I was in a bunch of weary men and women

who were more than ready to pack it in,

cold and damp, and aching for their warm beds.

As the others retreated, I stayed behind,

in woods so silent and empty,

nothing rivaled my heartbeat for sound.

The trees felt like the dark walls

of an abandoned church,

the rocks, altars stained with rain.

And I was the preacher without flock.

Or was that the flock without preacher?.

Was the boy really out there?

Every square inch of forest had been trudged through

by his would-be rescuers.

The wind was bitter, clouds low and gray.

It wasn’t winter but not through lack of trying

on the weather’s part.

Maybe he’d found a secret place

out of reach of red-eyed shivering saviors.

When I ran away and hid, I wanted people to find me.

But that was a long time ago.

When I claimed to have seen the boy,

maybe that was me skirting between the trunks,

through the brush, terrified, miserable,

but enacting part of a plan to be retrieved, taken back,

squeezed even deeper into the family fold.

I stopped.
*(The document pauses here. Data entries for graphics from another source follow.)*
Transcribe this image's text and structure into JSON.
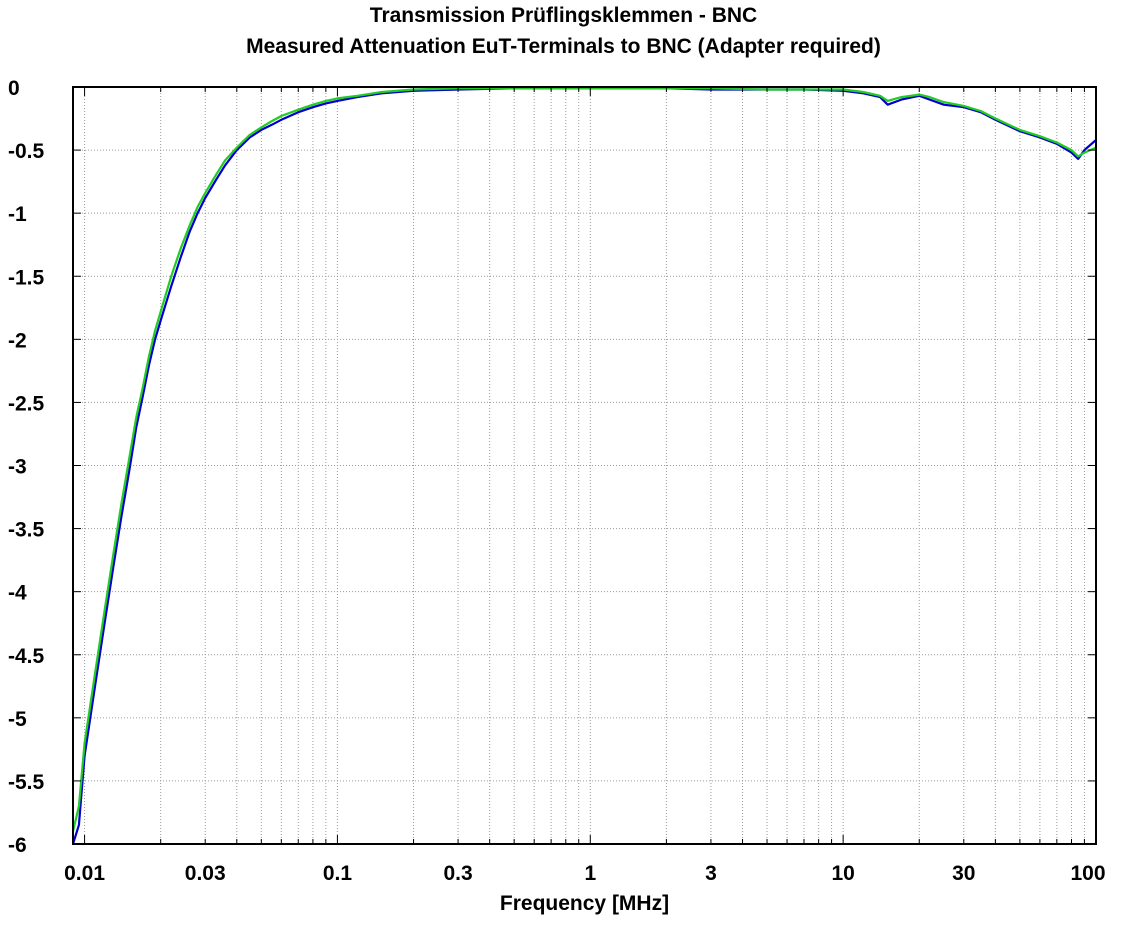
{
  "chart_data": {
    "type": "line",
    "title": "Transmission Prüflingsklemmen - BNC",
    "subtitle": "Measured Attenuation EuT-Terminals to BNC (Adapter required)",
    "xlabel": "Frequency [MHz]",
    "ylabel": "",
    "x_scale": "log",
    "xlim": [
      0.009,
      100
    ],
    "ylim": [
      -6,
      0
    ],
    "grid": true,
    "legend": "none",
    "x_ticks": [
      {
        "value": 0.01,
        "label": "0.01"
      },
      {
        "value": 0.03,
        "label": "0.03"
      },
      {
        "value": 0.1,
        "label": "0.1"
      },
      {
        "value": 0.3,
        "label": "0.3"
      },
      {
        "value": 1,
        "label": "1"
      },
      {
        "value": 3,
        "label": "3"
      },
      {
        "value": 10,
        "label": "10"
      },
      {
        "value": 30,
        "label": "30"
      },
      {
        "value": 100,
        "label": "100"
      }
    ],
    "y_ticks": [
      {
        "value": 0,
        "label": "0"
      },
      {
        "value": -0.5,
        "label": "-0.5"
      },
      {
        "value": -1,
        "label": "-1"
      },
      {
        "value": -1.5,
        "label": "-1.5"
      },
      {
        "value": -2,
        "label": "-2"
      },
      {
        "value": -2.5,
        "label": "-2.5"
      },
      {
        "value": -3,
        "label": "-3"
      },
      {
        "value": -3.5,
        "label": "-3.5"
      },
      {
        "value": -4,
        "label": "-4"
      },
      {
        "value": -4.5,
        "label": "-4.5"
      },
      {
        "value": -5,
        "label": "-5"
      },
      {
        "value": -5.5,
        "label": "-5.5"
      },
      {
        "value": -6,
        "label": "-6"
      }
    ],
    "series": [
      {
        "color": "#0000cc",
        "x": [
          0.009,
          0.0095,
          0.01,
          0.011,
          0.012,
          0.013,
          0.014,
          0.015,
          0.016,
          0.017,
          0.018,
          0.019,
          0.02,
          0.022,
          0.024,
          0.026,
          0.028,
          0.03,
          0.033,
          0.036,
          0.04,
          0.045,
          0.05,
          0.055,
          0.06,
          0.07,
          0.08,
          0.09,
          0.1,
          0.12,
          0.15,
          0.2,
          0.3,
          0.5,
          1,
          2,
          3,
          5,
          7,
          10,
          12,
          14,
          15,
          17,
          20,
          22,
          25,
          30,
          35,
          40,
          50,
          60,
          70,
          80,
          85,
          90,
          100
        ],
        "y": [
          -6.0,
          -5.85,
          -5.3,
          -4.75,
          -4.25,
          -3.8,
          -3.4,
          -3.05,
          -2.7,
          -2.45,
          -2.2,
          -2.0,
          -1.85,
          -1.58,
          -1.35,
          -1.15,
          -1.0,
          -0.88,
          -0.74,
          -0.62,
          -0.5,
          -0.4,
          -0.34,
          -0.3,
          -0.26,
          -0.2,
          -0.16,
          -0.13,
          -0.11,
          -0.08,
          -0.05,
          -0.03,
          -0.02,
          -0.01,
          -0.01,
          -0.01,
          -0.02,
          -0.02,
          -0.02,
          -0.03,
          -0.05,
          -0.08,
          -0.14,
          -0.1,
          -0.07,
          -0.1,
          -0.14,
          -0.16,
          -0.2,
          -0.26,
          -0.35,
          -0.4,
          -0.45,
          -0.52,
          -0.57,
          -0.5,
          -0.42
        ]
      },
      {
        "color": "#22cc22",
        "x": [
          0.009,
          0.0095,
          0.01,
          0.011,
          0.012,
          0.013,
          0.014,
          0.015,
          0.016,
          0.017,
          0.018,
          0.019,
          0.02,
          0.022,
          0.024,
          0.026,
          0.028,
          0.03,
          0.033,
          0.036,
          0.04,
          0.045,
          0.05,
          0.055,
          0.06,
          0.07,
          0.08,
          0.09,
          0.1,
          0.12,
          0.15,
          0.2,
          0.3,
          0.5,
          1,
          2,
          3,
          5,
          7,
          10,
          12,
          14,
          15,
          17,
          20,
          22,
          25,
          30,
          35,
          40,
          50,
          60,
          70,
          80,
          85,
          90,
          100
        ],
        "y": [
          -5.9,
          -5.7,
          -5.2,
          -4.65,
          -4.15,
          -3.7,
          -3.3,
          -2.95,
          -2.62,
          -2.38,
          -2.13,
          -1.93,
          -1.78,
          -1.5,
          -1.28,
          -1.1,
          -0.95,
          -0.84,
          -0.7,
          -0.58,
          -0.48,
          -0.38,
          -0.32,
          -0.27,
          -0.23,
          -0.18,
          -0.14,
          -0.11,
          -0.09,
          -0.07,
          -0.04,
          -0.02,
          -0.01,
          -0.01,
          -0.01,
          -0.01,
          -0.01,
          -0.02,
          -0.02,
          -0.02,
          -0.04,
          -0.07,
          -0.11,
          -0.08,
          -0.06,
          -0.08,
          -0.12,
          -0.15,
          -0.19,
          -0.25,
          -0.34,
          -0.39,
          -0.44,
          -0.5,
          -0.55,
          -0.52,
          -0.48
        ]
      }
    ]
  }
}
I listened to the shouts.

I longed to cry out in return.

But that wasn’t how it was supposed to work.

I had to lead them on that weary chase longer,

until the anger was fully drained from my pursuers

and only the compassion remained behind.

Forty years later, I wait and watch.

The boy is probably home and safe with his mother

tor all I know.

Most likely, only I am out here now.

So do I keep searching?

Or do I go home to bed?

Wait a minute. What was that?

I thought I saw… or felt penetrate.

Small but bright. The boy. But which one?

 

unnamed-bioJohn Grey is an Australian poet, US resident. His work has recently been published in New Plains Review, Stillwater Review and Big Muddy Review, and is upcoming in Louisiana Review, Columbia College Literary Review and Spoon River Poetry Review.

Erebus – Christopher Eskilson

 

Days have passed since

I

was in my mouth,

long and oddly shaped.

 

The touches

of a dead rock leave me opened wide.

Silence sits beneath a maze of multiplying sand.

 

I had never forgotten a tune the planets learned,

brightening like a spoon collecting

pictures of a gone world.

 

Now, my pupils burn.

The innards of a feeling blacken.

The vibrations sigh

& bury your

excuse me.

 

Let go, spreading out along a road

cutting through my woods.

I rub my tongue in evening as

the pines curl asleep.

 

Listen:

The dream

—its special music—

hums.

 

This is the mind;

cold and black light blue;

the desert carelessly approaches.

 

A sea of squeezing bites.

 

I can’t inhabit where I goes.

An effigy,

a wild silence.

Living, burning, lost control.

 

img_1684Christopher Eskilson is a Junior at Pitzer College studying English and world literature. He is a managing editor at the Claremont Colleges’ The Student Life Newspaper and also an associate editor for Claremont Graduate University’s Foothill poetry magazine. In the past, he has worked as an editorial intern for Red Hen Press in Pasadena, California. Christopher’s work has appeared in After the Pause, 30 N (formerly the North Central Review), Apeiron Review, A Quiet Courage, and others.